Harian Yedioth Ahronoth melaporkan bahwa militer Israel tengah menghadapi “eksodus besar perwira dan bintara” setelah ratusan personel mengajukan permintaan untuk meninggalkan dinas militer.
“Sejauh ini, terdapat sekitar 500 permintaan pengunduran diri dari perwira dan bintara yang bertugas di pasukan reguler,” tulis surat kabar tersebut, tanpa merinci waktu pengajuan permintaan tersebut.

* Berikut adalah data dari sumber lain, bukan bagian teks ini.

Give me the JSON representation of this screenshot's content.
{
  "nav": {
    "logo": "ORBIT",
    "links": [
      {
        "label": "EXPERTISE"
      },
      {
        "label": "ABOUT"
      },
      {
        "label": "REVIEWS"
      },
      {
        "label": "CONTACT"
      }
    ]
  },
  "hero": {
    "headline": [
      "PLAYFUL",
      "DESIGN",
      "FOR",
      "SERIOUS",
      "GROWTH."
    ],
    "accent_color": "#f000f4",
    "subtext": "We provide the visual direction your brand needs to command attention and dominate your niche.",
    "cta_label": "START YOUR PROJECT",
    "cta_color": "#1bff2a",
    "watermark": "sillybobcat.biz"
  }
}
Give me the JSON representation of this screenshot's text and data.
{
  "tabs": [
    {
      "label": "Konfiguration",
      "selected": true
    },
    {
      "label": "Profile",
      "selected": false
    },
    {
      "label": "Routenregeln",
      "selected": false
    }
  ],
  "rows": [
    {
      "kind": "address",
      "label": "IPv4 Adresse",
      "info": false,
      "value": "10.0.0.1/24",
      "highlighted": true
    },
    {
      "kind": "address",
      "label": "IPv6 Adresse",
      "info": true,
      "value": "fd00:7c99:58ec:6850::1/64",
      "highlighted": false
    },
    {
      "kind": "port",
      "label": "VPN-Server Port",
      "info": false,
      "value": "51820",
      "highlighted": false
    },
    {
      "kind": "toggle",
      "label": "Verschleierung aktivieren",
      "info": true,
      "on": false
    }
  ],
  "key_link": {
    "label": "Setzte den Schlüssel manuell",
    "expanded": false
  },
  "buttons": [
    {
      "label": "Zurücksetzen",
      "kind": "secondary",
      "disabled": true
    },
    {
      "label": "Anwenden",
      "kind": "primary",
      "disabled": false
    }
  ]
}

Militer Israel disebut memperingatkan adanya peningkatan permintaan pengunduran diri secara konsisten. Kondisi ini dinilai mencerminkan krisis kekurangan personel yang nyata, memengaruhi seluruh kelompok usia dan jenjang kepangkatan, dan kini telah mencapai titik kritis.
Menurut laporan tersebut, militer Israel memperkirakan jumlah permintaan pengunduran diri akan terus bertambah, khususnya dari personel tetap yang bertugas di pasukan reguler.
Sementara itu, parlemen Israel (Knesset) disebut belum menyetujui perubahan undang-undang yang memungkinkan peningkatan hak pensiun bagi perwira dan prajurit, dengan kenaikan berkisar antara 7 hingga 11 persen.
Yedioth Ahronoth menjelaskan bahwa 500 permintaan pengunduran diri tersebut diajukan oleh personel tetap, bukan prajurit cadangan. Permintaan itu dipicu oleh rendahnya gaji serta tingginya tingkat kelelahan dan attrition dalam dinas militer, terutama selama perang di Jalur Gaza.
Militer Israel, menurut laporan itu, kini “kesulitan meyakinkan ribuan perwira dan bintara untuk melanjutkan dinas permanen”, dengan dampak yang diperkirakan berupa penurunan kinerja militer secara keseluruhan.
Sejak Oktober 2023, Israel dilaporkan telah menewaskan hampir 70.700 warga Palestina—sebagian besar perempuan dan anak-anak—serta melukai lebih dari 171.000 orang dalam serangan di Jalur Gaza, yang juga menyebabkan kehancuran luas di wilayah tersebut.